GE is 123 years old and sells big industrial things that typically are not for sale to the average person. So why does the company spend so much energy on its advertising?
Because "brand matters a lot. It matters in recruiting. It matters in investing. It matters in relevancy," GE Chief Marketing Officer Linda Boff said Friday, fielding that question during a presentation at the Association of National Advertisers "Masters of Marketing" conference.
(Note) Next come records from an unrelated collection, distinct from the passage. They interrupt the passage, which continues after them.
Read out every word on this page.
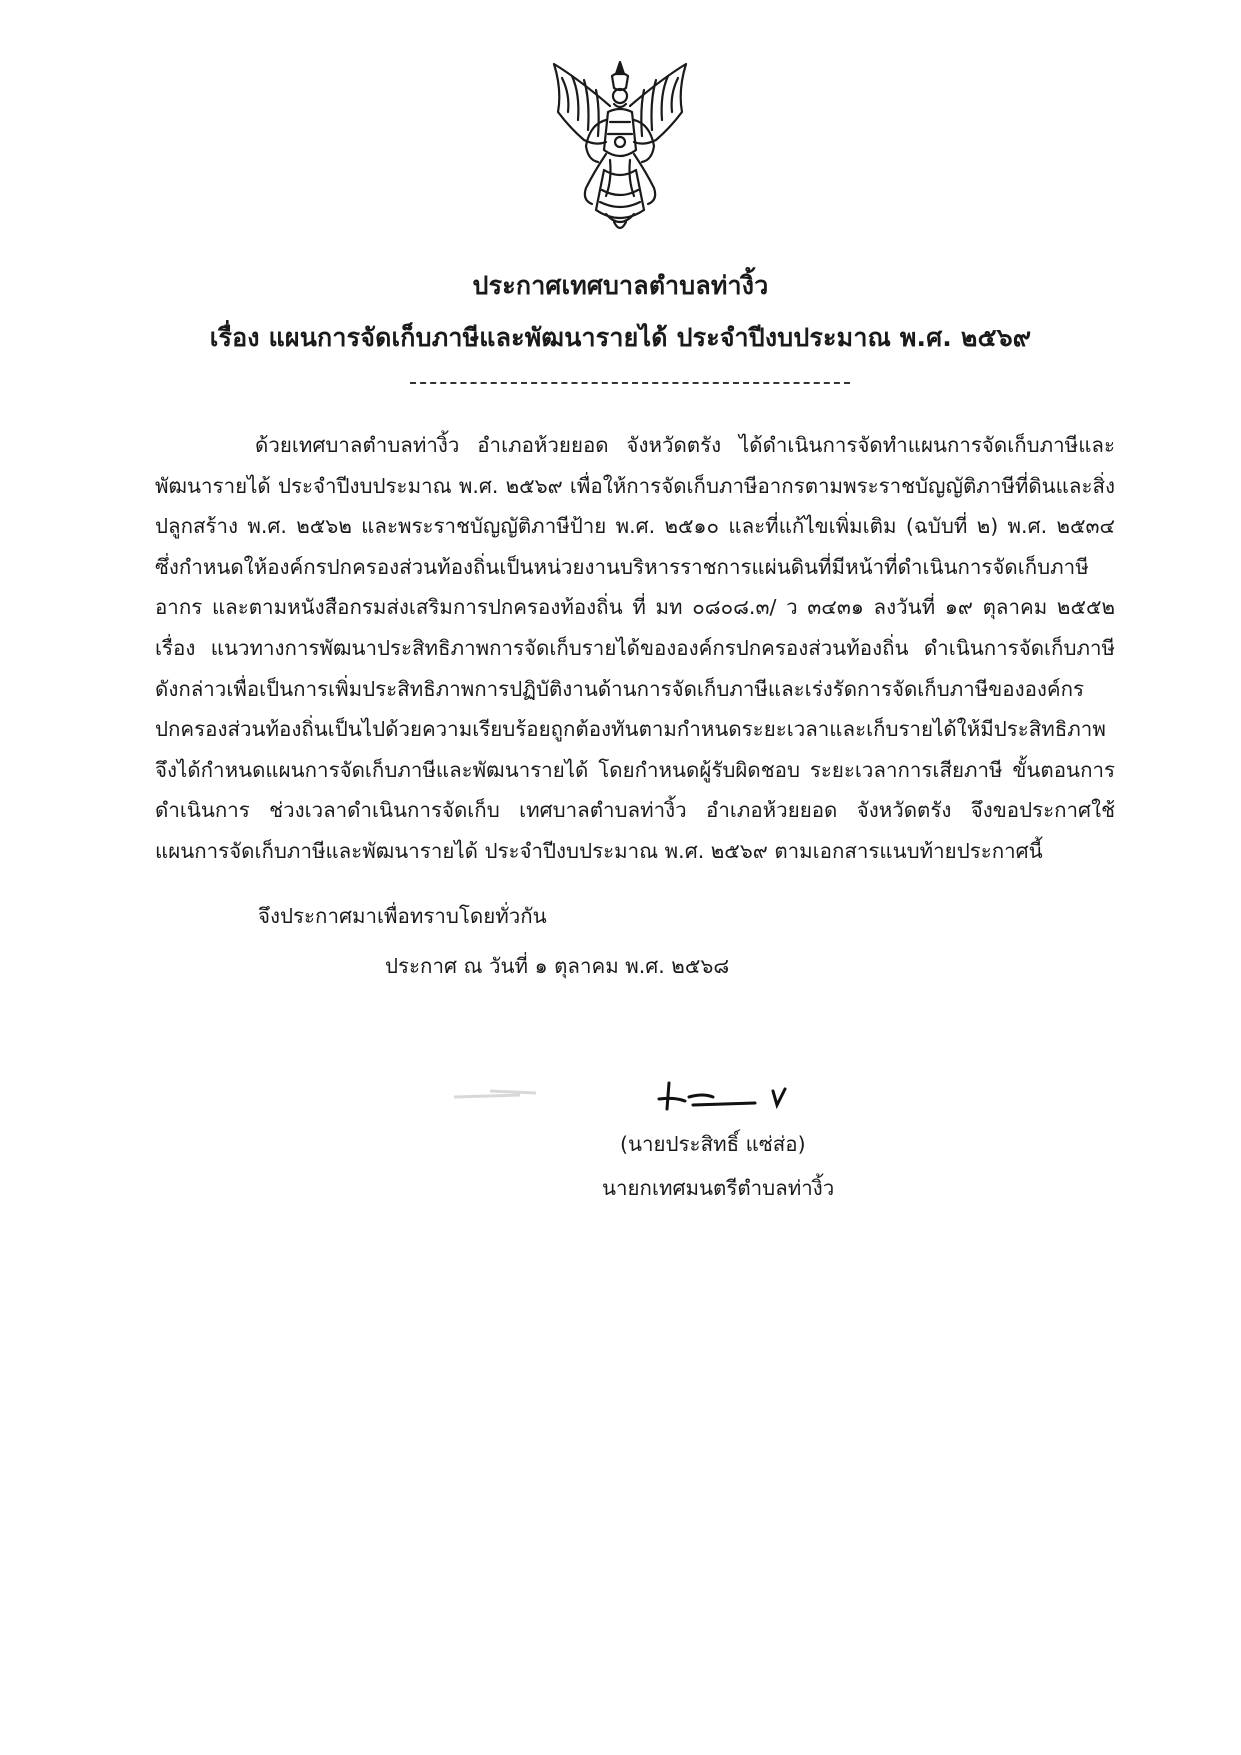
ประกาศเทศบาลตำบลท่างิ้ว
เรื่อง แผนการจัดเก็บภาษีและพัฒนารายได้ ประจำปีงบประมาณ พ.ศ. ๒๕๖๙
ด้วยเทศบาลตำบลท่างิ้ว อำเภอห้วยยอด จังหวัดตรัง ได้ดำเนินการจัดทำแผนการจัดเก็บภาษีและพัฒนารายได้ ประจำปีงบประมาณ พ.ศ. ๒๕๖๙ เพื่อให้การจัดเก็บภาษีอากรตามพระราชบัญญัติภาษีที่ดินและสิ่งปลูกสร้าง พ.ศ. ๒๕๖๒ และพระราชบัญญัติภาษีป้าย พ.ศ. ๒๕๑๐ และที่แก้ไขเพิ่มเติม (ฉบับที่ ๒) พ.ศ. ๒๕๓๔ ซึ่งกำหนดให้องค์กรปกครองส่วนท้องถิ่นเป็นหน่วยงานบริหารราชการแผ่นดินที่มีหน้าที่ดำเนินการจัดเก็บภาษีอากร และตามหนังสือกรมส่งเสริมการปกครองท้องถิ่น ที่ มท ๐๘๐๘.๓/ ว ๓๔๓๑ ลงวันที่ ๑๙ ตุลาคม ๒๕๕๒ เรื่อง แนวทางการพัฒนาประสิทธิภาพการจัดเก็บรายได้ขององค์กรปกครองส่วนท้องถิ่น ดำเนินการจัดเก็บภาษีดังกล่าวเพื่อเป็นการเพิ่มประสิทธิภาพการปฏิบัติงานด้านการจัดเก็บภาษีและเร่งรัดการจัดเก็บภาษีขององค์กรปกครองส่วนท้องถิ่นเป็นไปด้วยความเรียบร้อยถูกต้องทันตามกำหนดระยะเวลาและเก็บรายได้ให้มีประสิทธิภาพ จึงได้กำหนดแผนการจัดเก็บภาษีและพัฒนารายได้ โดยกำหนดผู้รับผิดชอบ ระยะเวลาการเสียภาษี ขั้นตอนการดำเนินการ ช่วงเวลาดำเนินการจัดเก็บ เทศบาลตำบลท่างิ้ว อำเภอห้วยยอด จังหวัดตรัง จึงขอประกาศใช้แผนการจัดเก็บภาษีและพัฒนารายได้ ประจำปีงบประมาณ พ.ศ. ๒๕๖๙ ตามเอกสารแนบท้ายประกาศนี้
จึงประกาศมาเพื่อทราบโดยทั่วกัน
ประกาศ ณ วันที่ ๑ ตุลาคม พ.ศ. ๒๕๖๘
(นายประสิทธิ์ แซ่ส่อ)
นายกเทศมนตรีตำบลท่างิ้ว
And even though GE operates primarily in the business-to-business space, the company's marketing has broken through in popular culture just as much -- if not more -- than the average consumer brand. Look no further than "The Tonight Show Starring Jimmy Fallon." That is where the GE brand has been featured prominently in a segment called "Fallonventions" in which Mr. Fallon, dressed in a GE-branded white lab coat, shows off inventions from kids who submit their ideas via YouTube and Facebook.
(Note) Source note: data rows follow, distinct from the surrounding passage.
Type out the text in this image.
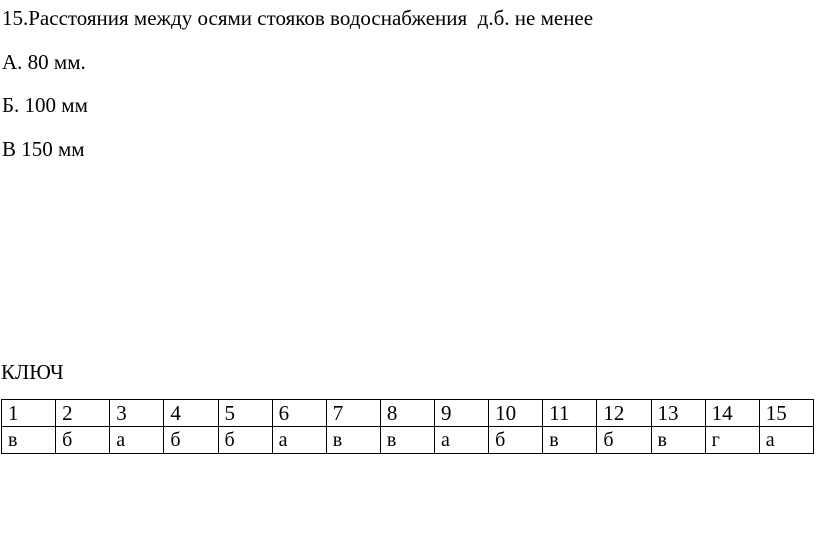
15.Расстояния между осями стояков водоснабжения  д.б. не менее
А. 80 мм.
Б. 100 мм
В 150 мм
КЛЮЧ
1	2	3	4	5	6	7	8	9	10	11	12	13	14	15
в	б	а	б	б	а	в	в	а	б	в	б	в	г	а
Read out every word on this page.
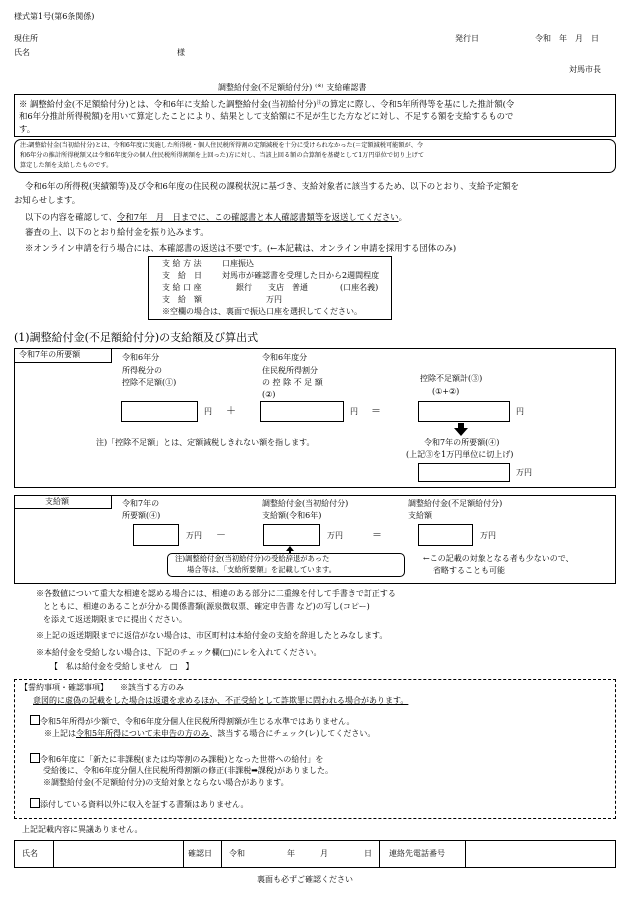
様式第1号(第6条関係)
現住所
氏名	様
発行日	令和　年　月　日
対馬市長
調整給付金(不足額給付分) (※) 支給確認書
※ 調整給付金(不足額給付分)とは、令和6年に支給した調整給付金(当初給付分)$^注$の算定に際し、令和5年所得等を基にした推計額(令
和6年分推計所得税額)を用いて算定したことにより、結果として支給額に不足が生じた方などに対し、不足する額を支給するもので
す。
注:調整給付金(当初給付分)とは、令和6年度に実施した所得税・個人住民税所得割の定額減税を十分に受けられなかった(＝定額減税可能額が、令
和6年分の推計所得税額又は令和6年度分の個人住民税所得割額を上回った)方に対し、当該上回る額の合算額を基礎として1万円単位で切り上げて
算定した額を支給したものです。
令和6年の所得税(実績額等)及び令和6年度の住民税の課税状況に基づき、支給対象者に該当するため、以下のとおり、支給予定額を
お知らせします。
以下の内容を確認して、令和7年　月　日までに、この確認書と本人確認書類等を返送してください。
審査の上、以下のとおり給付金を振り込みます。
※オンライン申請を行う場合には、本確認書の返送は不要です。(←本記載は、オンライン申請を採用する団体のみ)
支 給 方 法	口座振込
支　給　日	対馬市が確認書を受理した日から2週間程度
支 給 口 座	銀行　　支店　普通　　　　(口座名義)
支　給　額	万円
※空欄の場合は、裏面で振込口座を選択してください。
(1)調整給付金(不足額給付分)の支給額及び算出式
令和7年の所要額	令和6年分
所得税分の
控除不足額(①)
令和6年度分
住民税所得割分
の 控 除 不 足 額
(②)
控除不足額計(③)
(①+②)
円 ＋	円 ＝	円
注)「控除不足額」とは、定額減税しきれない額を指します。	令和7年の所要額(④)
(上記③を1万円単位に切上げ)
万円
支給額	令和7年の
所要額(④)
調整給付金(当初給付分)
支給額(令和6年)
調整給付金(不足額給付分)
支給額
万円 －	万円	＝	万円
注)調整給付金(当初給付分)の受給辞退があった
場合等は、「支給所要額」を記載しています。
←この記載の対象となる者も少ないので、
省略することも可能
※各数値について重大な相違を認める場合には、相違のある部分に二重線を付して手書きで訂正する
とともに、相違のあることが分かる関係書類(源泉徴収票、確定申告書 など)の写し(コピー)
を添えて返送期限までに提出ください。
※上記の返送期限までに返信がない場合は、市区町村は本給付金の支給を辞退したとみなします。
※本給付金を受給しない場合は、下記のチェック欄(□)にレを入れてください。
【　私は給付金を受給しません　□　】
【誓約事項・確認事項】 ※該当する方のみ
意図的に虚偽の記載をした場合は返還を求めるほか、不正受給として詐欺罪に問われる場合があります。
令和5年所得が少額で、令和6年度分個人住民税所得割額が生じる水準ではありません。
※上記は令和5年所得について未申告の方のみ、該当する場合にチェック(レ)してください。
令和6年度に「新たに非課税(または均等割のみ課税)となった世帯への給付」を
受給後に、令和6年度分個人住民税所得割額の修正(非課税➡課税)がありました。
※調整給付金(不足額給付分)の支給対象とならない場合があります。
添付している資料以外に収入を証する書類はありません。
上記記載内容に異議ありません。
氏名	確認日 令和	年	月	日 連絡先電話番号
裏面も必ずご確認ください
GE approached "The Tonight Show" about the idea around the time Mr. Fallon was taking over hosting duties. "Jimmy Fallon fell in love with this idea and made it his own," she said.
GE also takes pride in being an early adopter of emerging media platforms, she said. The company was the first brand on Vine and also an early user of Instagram, she said. Recently, the company sponsored content on MikMak, which features short, shoppable infomercials, dubbed "minimercials."
"Sometimes people say, 'Are you chasing the shiny object?' Ms. Boff said. "Maybe a little bit. But we do this for a reason," she added. "We think you only get one chance to be out front. The moment passes and it passes quickly. Platforms get saturated. People move on. And the spoils go to the first early adopters."
When it comes to TV advertising, GE confines its buys to sports and late night "because we want to put ourselves up for the best opportunity for success," Ms. Boff said. The newest campaign, which is by BBDO, is called "What's the Matter with Owen?" and positions GE as a digital industrial company.
GE is also producing a new TV series called "Breakthrough" that will begin airing on the National Geographic Channel in November. The marketer partnered with producers Ron Howard and Brian Grazer at Imagine Entertainment on the six-part documentary series that will spotlight science and technology innovations.
Ms. Boff called it a"global TV event" that will air in 140 countries. Mr. Howard, she noted, got his start as an actor many years ago on "GE Theater" hosted by Ronald Reagan. "History comes forward again," she said.